Percent plan states also have helped shape admissions policies by experimenting with ways to simultaneously keep academic standards high, while ensuring at least the possibility that promising students of all socioeconomic circumstances have a shot at college.
In Florida, the consequences of maintaining high admissions standards at UF were softened by another program, "Bright Futures," which offers tuition reductions of 75 percent — or completely free tuition — depending on completion of AP courses and on SAT or ACT scores.
The effect, says University of Florida political scientist Daniel A. Smith, is to ensure a plentiful supply of top students of all races and ethnicities. "We have really talented minorities — blacks, Latinos, Asian-Americans — because 'One Florida' in combination with 'Bright Futures' has kept a lot of our talented students in the state. We have students who turned down [partial] scholarships to Duke and Harvard because here they're going for free."

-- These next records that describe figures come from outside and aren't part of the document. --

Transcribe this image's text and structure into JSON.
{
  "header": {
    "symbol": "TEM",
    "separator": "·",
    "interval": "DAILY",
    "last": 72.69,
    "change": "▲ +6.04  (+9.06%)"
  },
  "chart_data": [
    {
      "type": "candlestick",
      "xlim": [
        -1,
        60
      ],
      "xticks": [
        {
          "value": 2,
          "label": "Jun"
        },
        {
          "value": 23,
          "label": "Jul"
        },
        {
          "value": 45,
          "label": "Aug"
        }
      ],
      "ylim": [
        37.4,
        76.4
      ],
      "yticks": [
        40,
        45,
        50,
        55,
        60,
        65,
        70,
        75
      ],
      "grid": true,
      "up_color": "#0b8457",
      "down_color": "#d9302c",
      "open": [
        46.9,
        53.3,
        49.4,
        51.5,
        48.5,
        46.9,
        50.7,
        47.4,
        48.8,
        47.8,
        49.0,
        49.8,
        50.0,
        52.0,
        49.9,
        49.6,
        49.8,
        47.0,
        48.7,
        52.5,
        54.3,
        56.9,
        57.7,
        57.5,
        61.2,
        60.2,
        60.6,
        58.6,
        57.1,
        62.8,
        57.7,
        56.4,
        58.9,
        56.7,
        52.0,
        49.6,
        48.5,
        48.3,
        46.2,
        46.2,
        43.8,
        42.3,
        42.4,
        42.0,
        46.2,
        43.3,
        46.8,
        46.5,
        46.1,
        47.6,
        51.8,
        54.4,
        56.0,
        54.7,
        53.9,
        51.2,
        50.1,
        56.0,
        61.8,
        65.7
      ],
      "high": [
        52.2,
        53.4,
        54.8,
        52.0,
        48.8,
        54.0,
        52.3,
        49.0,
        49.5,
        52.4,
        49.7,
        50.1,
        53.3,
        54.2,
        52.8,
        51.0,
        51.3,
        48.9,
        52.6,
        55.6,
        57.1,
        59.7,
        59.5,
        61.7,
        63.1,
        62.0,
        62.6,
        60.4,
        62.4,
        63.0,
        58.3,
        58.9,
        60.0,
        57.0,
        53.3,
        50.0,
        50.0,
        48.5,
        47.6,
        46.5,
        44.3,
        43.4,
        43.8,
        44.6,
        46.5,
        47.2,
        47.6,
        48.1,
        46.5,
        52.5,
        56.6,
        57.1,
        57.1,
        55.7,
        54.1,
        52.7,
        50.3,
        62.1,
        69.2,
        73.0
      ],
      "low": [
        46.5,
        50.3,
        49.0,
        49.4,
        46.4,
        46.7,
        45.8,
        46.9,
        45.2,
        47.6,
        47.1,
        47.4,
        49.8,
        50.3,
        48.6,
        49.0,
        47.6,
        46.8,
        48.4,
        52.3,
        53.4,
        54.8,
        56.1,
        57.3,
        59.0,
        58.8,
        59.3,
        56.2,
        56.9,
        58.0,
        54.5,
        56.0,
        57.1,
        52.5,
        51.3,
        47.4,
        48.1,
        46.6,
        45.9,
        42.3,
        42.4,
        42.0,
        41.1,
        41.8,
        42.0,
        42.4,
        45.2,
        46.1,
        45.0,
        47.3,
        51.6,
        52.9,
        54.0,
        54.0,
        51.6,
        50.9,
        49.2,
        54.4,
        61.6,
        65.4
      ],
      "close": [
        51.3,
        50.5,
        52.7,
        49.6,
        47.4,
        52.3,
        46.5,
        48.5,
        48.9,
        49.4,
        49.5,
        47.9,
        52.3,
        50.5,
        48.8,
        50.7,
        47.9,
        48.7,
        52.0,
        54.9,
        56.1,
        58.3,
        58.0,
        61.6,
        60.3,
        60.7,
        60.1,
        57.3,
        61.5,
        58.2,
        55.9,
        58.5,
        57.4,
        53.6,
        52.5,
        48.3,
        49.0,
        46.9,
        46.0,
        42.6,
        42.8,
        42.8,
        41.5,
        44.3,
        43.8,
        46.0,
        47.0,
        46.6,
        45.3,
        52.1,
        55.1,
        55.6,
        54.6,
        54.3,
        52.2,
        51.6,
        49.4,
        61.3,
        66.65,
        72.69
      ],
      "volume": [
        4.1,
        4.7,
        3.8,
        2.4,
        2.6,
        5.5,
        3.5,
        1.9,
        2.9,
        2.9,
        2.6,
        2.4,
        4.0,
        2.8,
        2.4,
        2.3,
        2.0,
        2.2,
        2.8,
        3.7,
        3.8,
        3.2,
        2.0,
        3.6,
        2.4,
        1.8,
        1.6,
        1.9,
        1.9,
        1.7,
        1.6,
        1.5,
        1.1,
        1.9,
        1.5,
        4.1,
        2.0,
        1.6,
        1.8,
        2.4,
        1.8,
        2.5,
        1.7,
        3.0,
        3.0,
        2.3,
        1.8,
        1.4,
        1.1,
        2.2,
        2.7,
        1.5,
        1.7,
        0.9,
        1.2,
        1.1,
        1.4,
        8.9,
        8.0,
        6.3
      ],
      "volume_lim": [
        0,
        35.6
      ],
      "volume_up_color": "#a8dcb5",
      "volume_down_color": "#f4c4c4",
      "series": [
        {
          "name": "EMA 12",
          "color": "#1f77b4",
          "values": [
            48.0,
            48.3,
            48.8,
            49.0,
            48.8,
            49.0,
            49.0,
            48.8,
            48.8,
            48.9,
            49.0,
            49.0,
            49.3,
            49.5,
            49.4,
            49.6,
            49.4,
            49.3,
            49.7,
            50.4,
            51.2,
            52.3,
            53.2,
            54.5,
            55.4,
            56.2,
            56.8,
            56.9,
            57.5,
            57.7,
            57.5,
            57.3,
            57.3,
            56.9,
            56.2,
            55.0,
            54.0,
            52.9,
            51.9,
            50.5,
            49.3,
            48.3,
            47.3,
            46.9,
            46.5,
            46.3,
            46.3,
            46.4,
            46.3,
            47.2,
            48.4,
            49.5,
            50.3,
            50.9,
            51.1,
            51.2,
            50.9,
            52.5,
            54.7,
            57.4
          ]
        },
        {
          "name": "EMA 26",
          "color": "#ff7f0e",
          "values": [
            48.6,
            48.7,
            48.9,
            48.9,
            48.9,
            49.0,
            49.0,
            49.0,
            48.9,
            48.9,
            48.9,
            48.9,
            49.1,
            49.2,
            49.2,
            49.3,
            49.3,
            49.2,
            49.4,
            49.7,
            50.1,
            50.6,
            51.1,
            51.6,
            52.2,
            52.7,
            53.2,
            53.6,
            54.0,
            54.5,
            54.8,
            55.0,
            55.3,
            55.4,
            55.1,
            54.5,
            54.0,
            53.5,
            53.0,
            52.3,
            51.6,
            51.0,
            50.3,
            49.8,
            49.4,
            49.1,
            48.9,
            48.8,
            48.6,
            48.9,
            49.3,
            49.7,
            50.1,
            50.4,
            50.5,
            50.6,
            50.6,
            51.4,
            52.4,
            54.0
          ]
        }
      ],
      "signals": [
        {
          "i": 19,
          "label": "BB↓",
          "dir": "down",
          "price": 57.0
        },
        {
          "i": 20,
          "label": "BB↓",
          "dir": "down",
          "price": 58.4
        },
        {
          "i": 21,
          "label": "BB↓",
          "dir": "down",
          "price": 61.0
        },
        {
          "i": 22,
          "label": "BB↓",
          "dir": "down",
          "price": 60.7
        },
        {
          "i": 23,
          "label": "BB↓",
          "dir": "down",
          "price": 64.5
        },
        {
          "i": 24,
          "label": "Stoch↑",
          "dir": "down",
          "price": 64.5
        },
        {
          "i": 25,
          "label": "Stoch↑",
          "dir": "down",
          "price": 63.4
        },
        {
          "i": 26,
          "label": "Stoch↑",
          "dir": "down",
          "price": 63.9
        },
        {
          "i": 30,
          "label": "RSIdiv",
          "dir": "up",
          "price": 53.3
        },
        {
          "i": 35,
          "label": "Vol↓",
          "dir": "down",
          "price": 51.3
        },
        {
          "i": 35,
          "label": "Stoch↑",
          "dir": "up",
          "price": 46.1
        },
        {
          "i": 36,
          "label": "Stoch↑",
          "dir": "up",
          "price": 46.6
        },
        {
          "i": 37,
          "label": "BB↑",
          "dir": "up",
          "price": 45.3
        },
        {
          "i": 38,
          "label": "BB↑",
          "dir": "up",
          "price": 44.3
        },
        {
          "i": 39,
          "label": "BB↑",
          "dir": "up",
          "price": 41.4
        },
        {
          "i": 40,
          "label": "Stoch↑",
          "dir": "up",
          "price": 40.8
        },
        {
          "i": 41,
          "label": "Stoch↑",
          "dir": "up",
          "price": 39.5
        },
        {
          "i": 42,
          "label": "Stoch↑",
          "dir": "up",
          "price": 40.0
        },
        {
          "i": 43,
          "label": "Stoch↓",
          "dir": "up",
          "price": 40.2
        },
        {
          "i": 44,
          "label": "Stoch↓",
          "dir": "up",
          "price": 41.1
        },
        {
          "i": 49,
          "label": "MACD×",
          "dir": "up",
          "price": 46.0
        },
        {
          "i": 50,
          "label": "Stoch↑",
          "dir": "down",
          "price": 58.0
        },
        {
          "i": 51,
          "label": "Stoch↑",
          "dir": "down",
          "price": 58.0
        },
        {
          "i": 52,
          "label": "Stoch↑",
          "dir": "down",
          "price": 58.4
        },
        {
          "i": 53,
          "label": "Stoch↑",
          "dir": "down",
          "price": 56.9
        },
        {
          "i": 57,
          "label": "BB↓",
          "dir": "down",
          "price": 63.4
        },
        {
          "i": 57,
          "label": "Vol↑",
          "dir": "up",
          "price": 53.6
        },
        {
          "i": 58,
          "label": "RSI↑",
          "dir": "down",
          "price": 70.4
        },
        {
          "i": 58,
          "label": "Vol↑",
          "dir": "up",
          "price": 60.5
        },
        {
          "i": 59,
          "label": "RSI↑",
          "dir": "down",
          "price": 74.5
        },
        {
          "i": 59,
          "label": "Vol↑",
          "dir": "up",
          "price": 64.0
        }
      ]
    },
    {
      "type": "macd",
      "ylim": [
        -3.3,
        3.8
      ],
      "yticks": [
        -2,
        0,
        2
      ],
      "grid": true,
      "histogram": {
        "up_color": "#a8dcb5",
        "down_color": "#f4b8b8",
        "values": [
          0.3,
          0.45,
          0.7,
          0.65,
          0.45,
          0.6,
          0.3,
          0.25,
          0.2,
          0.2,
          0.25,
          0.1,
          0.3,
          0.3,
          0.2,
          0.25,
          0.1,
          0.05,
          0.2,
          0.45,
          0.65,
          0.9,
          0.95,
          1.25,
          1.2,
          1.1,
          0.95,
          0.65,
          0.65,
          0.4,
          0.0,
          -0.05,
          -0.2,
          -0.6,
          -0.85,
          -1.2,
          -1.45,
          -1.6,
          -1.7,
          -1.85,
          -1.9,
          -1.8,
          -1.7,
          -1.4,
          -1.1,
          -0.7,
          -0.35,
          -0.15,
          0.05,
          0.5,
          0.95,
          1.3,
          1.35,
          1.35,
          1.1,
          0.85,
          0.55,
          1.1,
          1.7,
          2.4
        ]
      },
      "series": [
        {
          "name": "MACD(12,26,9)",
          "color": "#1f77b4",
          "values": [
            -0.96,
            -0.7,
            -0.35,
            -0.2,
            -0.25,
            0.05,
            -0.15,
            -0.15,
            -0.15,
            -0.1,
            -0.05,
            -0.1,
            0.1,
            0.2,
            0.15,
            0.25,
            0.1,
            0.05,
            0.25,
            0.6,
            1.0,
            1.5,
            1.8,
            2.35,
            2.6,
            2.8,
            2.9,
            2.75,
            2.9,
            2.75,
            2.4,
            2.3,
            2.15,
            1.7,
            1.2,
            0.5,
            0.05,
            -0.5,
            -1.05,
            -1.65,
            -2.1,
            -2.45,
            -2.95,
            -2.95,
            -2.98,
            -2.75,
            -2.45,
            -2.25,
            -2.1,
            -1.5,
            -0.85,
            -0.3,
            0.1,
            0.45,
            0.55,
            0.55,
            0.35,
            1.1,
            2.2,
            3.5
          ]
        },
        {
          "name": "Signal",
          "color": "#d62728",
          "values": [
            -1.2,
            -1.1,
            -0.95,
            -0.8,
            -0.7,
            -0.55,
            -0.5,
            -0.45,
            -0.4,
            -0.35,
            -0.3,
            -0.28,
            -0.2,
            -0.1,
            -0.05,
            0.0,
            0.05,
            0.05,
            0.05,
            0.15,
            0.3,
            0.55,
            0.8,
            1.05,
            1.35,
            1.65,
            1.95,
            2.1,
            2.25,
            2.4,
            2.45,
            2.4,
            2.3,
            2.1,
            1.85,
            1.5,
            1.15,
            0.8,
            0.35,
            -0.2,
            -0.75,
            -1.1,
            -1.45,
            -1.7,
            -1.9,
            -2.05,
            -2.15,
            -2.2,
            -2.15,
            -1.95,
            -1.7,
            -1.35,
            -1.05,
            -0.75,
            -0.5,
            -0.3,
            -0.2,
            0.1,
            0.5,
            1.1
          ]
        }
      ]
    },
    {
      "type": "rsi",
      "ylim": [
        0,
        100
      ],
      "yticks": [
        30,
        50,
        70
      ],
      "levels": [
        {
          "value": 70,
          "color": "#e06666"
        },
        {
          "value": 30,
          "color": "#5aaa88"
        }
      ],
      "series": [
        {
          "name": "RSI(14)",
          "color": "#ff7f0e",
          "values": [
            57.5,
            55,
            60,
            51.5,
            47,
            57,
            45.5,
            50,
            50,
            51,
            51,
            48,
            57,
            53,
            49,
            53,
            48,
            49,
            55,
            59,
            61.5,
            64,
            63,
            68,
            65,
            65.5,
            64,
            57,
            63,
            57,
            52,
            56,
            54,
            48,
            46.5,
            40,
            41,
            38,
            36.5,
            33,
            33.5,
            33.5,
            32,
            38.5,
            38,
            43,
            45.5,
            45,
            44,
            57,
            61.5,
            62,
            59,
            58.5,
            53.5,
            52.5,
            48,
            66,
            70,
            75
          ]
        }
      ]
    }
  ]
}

At UCLA, which also has maintained rigorous admission criteria, recruiters spread out to high schools in low-income areas in an effort to ensure that the school doesn't become an oasis of privilege. The realities of race and class mean that some of that recruiting work takes place in mostly black or Latino high schools.
"It's the fallacy of [Proposition] 209 that you can immediately move to a system that doesn't take account of race and that treats everybody fairly," said Tom Lifka, a UCLA assistant vice chancellor in charge of admissions. He said the new system meets legal standards.
Consciously or not, Lifka was echoing the conclusion of the most thorough analysis of the plans' operations in the three states. The 2003 study, sponsored by Harvard University's Civil Rights Project, concluded that the states had largely succeeded in maintaining racial and ethnic diversity on their campuses.
But the report added that aggressive recruitment, academic aid to high schools in low-income areas and similar measures played a major role.
"Without such support," wrote Catherine L. Horn, an education professor at the University of Houston, and Stella M. Flores, professor of public policy and higher education at Vanderbilt, "the plans are more like empty shells, appearing to promise eligibility, admission and enrollment for previously excluded groups but actually doing very little."